Computer programmer (1954–1996)

Timothy J. Stryker, better known as Tim Stryker or Stryker (9 December 1954 – 6 August 1996) was a computer programmer who created MajorBBS, a computer bulletin board software package. With Ken Wasserman he wrote the 1980 game Flash Attack for the Commodore PET, then he created the color vector arcade video game Aztarac (1983) for Centuri.

== Education ==
Stryker graduated from Northfield Mount Hermon School in 1972, and received his bachelor's degree in physics from Brown University in 1977.

==Game development==
Stryker and Ken Wasserman wrote the real-time strategy game Flash Attack (1980) for the Commodore PET personal computer. It is written in a custom Forth-derived programming language called RPL. Stryker developed a cable so that two PET computers can be linked to play against each other. The game was later rewritten for MS-DOS, allowing up to four players in real time, interconnected by modems dialed into MajorBBS.

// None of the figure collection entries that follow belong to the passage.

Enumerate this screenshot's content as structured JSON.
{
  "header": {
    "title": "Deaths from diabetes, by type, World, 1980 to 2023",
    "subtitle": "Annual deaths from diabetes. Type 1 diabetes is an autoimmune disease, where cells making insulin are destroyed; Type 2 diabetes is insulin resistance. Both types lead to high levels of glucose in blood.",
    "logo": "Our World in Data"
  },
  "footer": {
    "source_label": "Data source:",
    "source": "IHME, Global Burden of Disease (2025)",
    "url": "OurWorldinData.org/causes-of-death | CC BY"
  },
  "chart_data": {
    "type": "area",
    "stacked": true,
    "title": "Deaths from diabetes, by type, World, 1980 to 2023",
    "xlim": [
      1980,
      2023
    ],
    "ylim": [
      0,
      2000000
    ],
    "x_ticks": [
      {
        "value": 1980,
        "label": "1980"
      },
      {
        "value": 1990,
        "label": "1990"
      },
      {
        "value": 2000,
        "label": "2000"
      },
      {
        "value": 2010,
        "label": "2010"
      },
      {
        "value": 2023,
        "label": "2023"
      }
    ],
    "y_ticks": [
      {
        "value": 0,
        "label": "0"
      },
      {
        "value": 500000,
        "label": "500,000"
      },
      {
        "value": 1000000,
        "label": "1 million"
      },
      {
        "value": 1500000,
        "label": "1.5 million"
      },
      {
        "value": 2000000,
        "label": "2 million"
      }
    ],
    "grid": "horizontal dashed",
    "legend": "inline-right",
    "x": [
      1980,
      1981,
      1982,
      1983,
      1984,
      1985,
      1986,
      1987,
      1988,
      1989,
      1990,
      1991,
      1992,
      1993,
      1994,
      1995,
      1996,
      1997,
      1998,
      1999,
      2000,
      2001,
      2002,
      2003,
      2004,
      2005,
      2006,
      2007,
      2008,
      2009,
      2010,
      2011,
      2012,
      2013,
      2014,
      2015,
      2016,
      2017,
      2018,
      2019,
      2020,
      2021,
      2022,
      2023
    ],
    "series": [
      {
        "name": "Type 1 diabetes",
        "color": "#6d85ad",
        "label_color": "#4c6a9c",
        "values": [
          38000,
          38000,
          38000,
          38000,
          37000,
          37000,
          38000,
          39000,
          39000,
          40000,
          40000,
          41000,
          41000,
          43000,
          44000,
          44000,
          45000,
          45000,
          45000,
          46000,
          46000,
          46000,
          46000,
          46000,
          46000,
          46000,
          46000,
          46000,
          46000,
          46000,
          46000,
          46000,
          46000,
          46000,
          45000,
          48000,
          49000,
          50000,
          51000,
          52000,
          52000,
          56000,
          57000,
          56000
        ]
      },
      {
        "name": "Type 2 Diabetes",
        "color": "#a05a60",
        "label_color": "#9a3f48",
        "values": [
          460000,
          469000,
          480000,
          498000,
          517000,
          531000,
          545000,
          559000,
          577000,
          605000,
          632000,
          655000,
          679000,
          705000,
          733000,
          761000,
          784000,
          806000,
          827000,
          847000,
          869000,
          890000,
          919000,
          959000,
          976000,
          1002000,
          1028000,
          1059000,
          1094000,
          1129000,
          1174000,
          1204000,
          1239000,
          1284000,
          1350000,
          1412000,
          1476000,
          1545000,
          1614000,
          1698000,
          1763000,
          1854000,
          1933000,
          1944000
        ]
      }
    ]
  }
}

Stryker authored arcade vector game Aztarac released by Centuri in 1983. It was not a commercial success, and its rarity has made it sought after by collectors. During the attract mode of the game, quickly spinning the spinner control reveals a message in the starfield: "Designed by T. Stryker".

== The MajorBBS==
Stryker founded Galacticomm in 1985 and created The Major BBS. It supports real-time teleconference, gaming, discussion forums, user profiles (registry), and file transfer sections.

Later, Stryker hired Scott Brinker, originally of Moonshae Isles BBS, who created many of the early games available for MajorBBS, including Kyrandia.

==Personal life & death==
Tim Stryker was a staunch advocate of electronic democracy, and began a movement called Superdemocracy to computerize voting and help people follow politics in cyberspace. He dreamed of creating the "perfect society based on compassion and love".

Stryker suffered from severe depression, and died by suicide on 6 August 1996 at the age of 41.

== Other works ==
===Books===
- Stryker, Tim (1993). "Think a little: Evolutionary Perspectives On The Future Of Civilization"

=== Art ===
- STRYKER ART (1993-1994) - Stryker produced several computer art images, from which only 150 prints each were made, and each one was numbered, signed and dated by the artist. The printing technique took the digital output of the artist's custom computer software directly to transparencies, from which each print was lovingly created, direct-to-positive on ultra-high-gloss Fuji film. STRYKER ART was distributed by Consensus Systems, Inc. in Plantation, Florida.